Inisiatif untuk mengumpulkan barang-barang bekas dilakukannya melihat kondisi kelasnya yang kosong. Kondisi ini sudah berlangsung sejak ia diminta oleh sekolah untuk mengajar sebagai guru kelas 2 pada 2010 lalu. Yandri sebenarnya adalah penyuluh agama yang ditugaskan untuk mengajar sekolah minggu yang ada di dekat SD Negeri Patembu. Namun karena sekolah kekurangan guru, ia kemudian diminta untuk mengajar siswa kelas 2.

Setelah barang-barang terkumpul, Yandri bersama rekan-rekan guru kelas awal lainnya mengubah barang-barang bekas tersebut menjadi bahan bacaan dalam berbagai bentuk dan penggunaan. Ada yang dijadikan ‘pojok pasar’ di mana siswa-siswa belajar membaca dari tulisan-tulisan yang ada di kemasan makanan dan minuman. Ada yang dibuat menjadi ‘kartu kata’ dan ditempel di dinding kelas menjadi tembok kata. Ada pula ‘pohon ilmu’ di mana anak-anak belajar mengenal kata yang berhubungan satu sama lain.

Kehadiran berbagai media pembelajaran tersebut terbukti meningkatkan semangat belajar siswa di kelas. “Anak-anak tidak mau keluar saat bel istirahat berbunyi. Mereka tetap di dalam kelas dan mencoba membaca tulisan-tulisan yang ada di berbagai media,” kata Yandri. Bukan hanya siswa kelas 2 saja yang tertarik dengan media tersebut. Siswa-siswa kelas tinggi pun ikut masuk ke kelas 2 saat jam istirahat untuk membaca pajangan-pajangan yang ada.

Tidak hanya itu, penggunaan media tersebut ternyata membantu siswa untuk mengenal huruf dan kata dengan cepat. ‘Tembok kata’ misalnya. Setiap kata yang ada di tembok kata dilengkapi dengan ilustrasi yang sesuai sehingga memudahkan siswa untuk mengenal kata atau huruf tertentu. Huruf A, misalnya, diperkenalkan melalui kata Ayam dan disertai dengan gambar ayam. Pemilihan kata dan ilustrasi yang digunakan bertujuan untuk memudahkan siswa menghubungkan apa yang dipelajarinya dengan kehidupan sehari-hari.

Bahan lain seperti kemasan air mineral digunakan untuk memperkaya perbendaharaan kata siswa. Agar lebih menarik, Yandri mewarnai kemasan air tersebut lalu membuatnya menjadi semacam hiasan dan dipajang di kelas.
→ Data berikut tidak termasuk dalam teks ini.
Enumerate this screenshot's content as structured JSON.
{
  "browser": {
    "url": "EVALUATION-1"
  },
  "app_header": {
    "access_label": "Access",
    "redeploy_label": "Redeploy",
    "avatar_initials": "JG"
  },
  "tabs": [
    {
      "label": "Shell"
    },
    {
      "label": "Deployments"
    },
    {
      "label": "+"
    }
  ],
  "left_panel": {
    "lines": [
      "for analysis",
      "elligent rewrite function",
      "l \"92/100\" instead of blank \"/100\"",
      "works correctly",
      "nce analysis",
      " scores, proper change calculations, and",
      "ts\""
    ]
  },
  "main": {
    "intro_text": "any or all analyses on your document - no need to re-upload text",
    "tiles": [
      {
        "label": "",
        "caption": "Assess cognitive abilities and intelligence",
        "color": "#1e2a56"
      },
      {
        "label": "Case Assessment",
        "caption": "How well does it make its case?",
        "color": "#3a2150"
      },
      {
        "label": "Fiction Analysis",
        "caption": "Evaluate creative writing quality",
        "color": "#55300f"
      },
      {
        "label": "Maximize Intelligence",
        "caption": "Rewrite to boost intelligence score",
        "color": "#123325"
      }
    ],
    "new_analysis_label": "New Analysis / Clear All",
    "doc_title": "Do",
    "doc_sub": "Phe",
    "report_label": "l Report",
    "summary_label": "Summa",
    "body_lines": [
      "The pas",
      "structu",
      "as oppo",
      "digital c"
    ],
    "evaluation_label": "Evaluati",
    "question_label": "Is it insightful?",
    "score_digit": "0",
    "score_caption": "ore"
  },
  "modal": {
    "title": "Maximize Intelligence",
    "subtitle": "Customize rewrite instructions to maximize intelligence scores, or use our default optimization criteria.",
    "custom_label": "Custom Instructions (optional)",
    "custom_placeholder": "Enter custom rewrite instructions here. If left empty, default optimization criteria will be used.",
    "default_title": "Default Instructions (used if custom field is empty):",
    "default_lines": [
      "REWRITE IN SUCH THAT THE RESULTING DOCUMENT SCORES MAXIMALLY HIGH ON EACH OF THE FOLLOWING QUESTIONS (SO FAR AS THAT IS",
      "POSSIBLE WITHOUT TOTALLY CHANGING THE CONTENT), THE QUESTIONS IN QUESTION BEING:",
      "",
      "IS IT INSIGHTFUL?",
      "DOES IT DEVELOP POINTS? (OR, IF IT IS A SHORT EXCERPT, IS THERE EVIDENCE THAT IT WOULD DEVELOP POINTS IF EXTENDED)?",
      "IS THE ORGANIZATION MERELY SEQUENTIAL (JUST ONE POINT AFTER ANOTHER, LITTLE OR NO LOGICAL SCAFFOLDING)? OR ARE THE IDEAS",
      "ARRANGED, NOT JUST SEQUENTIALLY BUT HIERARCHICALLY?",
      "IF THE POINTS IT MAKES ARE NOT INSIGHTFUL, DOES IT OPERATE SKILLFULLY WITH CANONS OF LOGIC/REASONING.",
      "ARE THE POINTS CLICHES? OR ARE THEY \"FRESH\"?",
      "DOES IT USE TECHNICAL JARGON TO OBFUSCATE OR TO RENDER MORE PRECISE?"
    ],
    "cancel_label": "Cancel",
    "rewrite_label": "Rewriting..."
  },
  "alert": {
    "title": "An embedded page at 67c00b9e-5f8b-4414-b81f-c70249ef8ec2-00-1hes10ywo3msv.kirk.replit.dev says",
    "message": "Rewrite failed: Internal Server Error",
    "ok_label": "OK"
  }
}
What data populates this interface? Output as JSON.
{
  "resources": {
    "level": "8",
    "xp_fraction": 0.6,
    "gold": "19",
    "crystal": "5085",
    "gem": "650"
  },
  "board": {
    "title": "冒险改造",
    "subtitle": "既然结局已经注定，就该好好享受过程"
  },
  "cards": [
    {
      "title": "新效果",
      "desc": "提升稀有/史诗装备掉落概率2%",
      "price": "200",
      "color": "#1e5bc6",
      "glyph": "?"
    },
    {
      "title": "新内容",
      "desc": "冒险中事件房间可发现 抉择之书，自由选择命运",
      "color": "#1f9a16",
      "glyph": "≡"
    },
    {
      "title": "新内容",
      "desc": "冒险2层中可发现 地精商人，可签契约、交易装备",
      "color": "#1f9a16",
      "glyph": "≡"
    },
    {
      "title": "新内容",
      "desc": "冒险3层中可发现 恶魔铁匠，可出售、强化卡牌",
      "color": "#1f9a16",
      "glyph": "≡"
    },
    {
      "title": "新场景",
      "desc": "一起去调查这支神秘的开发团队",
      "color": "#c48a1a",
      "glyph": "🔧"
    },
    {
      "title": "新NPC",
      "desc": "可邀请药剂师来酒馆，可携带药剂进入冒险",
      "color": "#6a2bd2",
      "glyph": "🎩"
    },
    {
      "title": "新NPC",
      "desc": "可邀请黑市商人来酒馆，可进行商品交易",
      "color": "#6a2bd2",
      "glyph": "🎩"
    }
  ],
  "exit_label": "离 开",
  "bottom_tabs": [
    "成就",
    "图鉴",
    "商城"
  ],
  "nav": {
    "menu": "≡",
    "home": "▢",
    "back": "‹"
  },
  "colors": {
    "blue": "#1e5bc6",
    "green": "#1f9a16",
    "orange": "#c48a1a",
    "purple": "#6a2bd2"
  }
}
“Ini apa?” tanya Yandri sambil membentangkan kemasan air yang telah dirangkai.

“Gelassssssssss,” jawab siswa secara serentak.

“Ini kata gelas, huruf awalnya apa?” lanjut Yandri bertanya.

“Geeeeeeee,” sekali lagi siswa menjawab bersamaan.

“Kata apa lagi yang huruf awalnya G?” Yandri kembali bertanya.

Siswa lalu bersahut-sahutan, mengatakan kata-kata lain yang berawalan huruf G.

Menurut Yandri, peningkatan kemampuan siswa dapat diamati dari perkembangan kemampuan membaca mereka. Ia mengaku sebelum program Literasi Kelas Awal kerja sama Pemerintah Kabupaten Sumba Tengah dengan INOVASI dimulai, masih ada siswanya yang belum mengenal semua huruf. Namun berkat pelatihan dan pendampingan yang ia peroleh, berbagai macam ide pun muncul untuk membuat kegiatan pembelajaran lebih bermakna. Berkat media yang Yandri kembangkan dan strategi pembelajaran yang telah ia pelajari selama pelatihan, siswa-siswanya sudah bisa membaca suku kata bahkan sudah ada yang bisa membaca kalimat sederhana, meski belum lancar.

Selain itu, perubahan juga terjadi pada siswa kelas tinggi yang kerap berkunjung dan membaca di ruang kelas 2. Diakui Yandri, saat itu, masih ada siswa kelas tinggi yang kesulitan membaca. Perubahan yang terjadi adalah siswa kelas 2 tersebut akhirnya bisa membaca setelah rutin membaca dengan bantuan media-media pembelajaran.

Keberhasilan ini mendorong guru-guru yang mengajar di kelas tinggi mereplikasi apa yang dilakukan oleh Yandri dan guru kelas awal lainnya. Mereka pun kemudian turut berupaya membuat kelas mereka menjadi literat.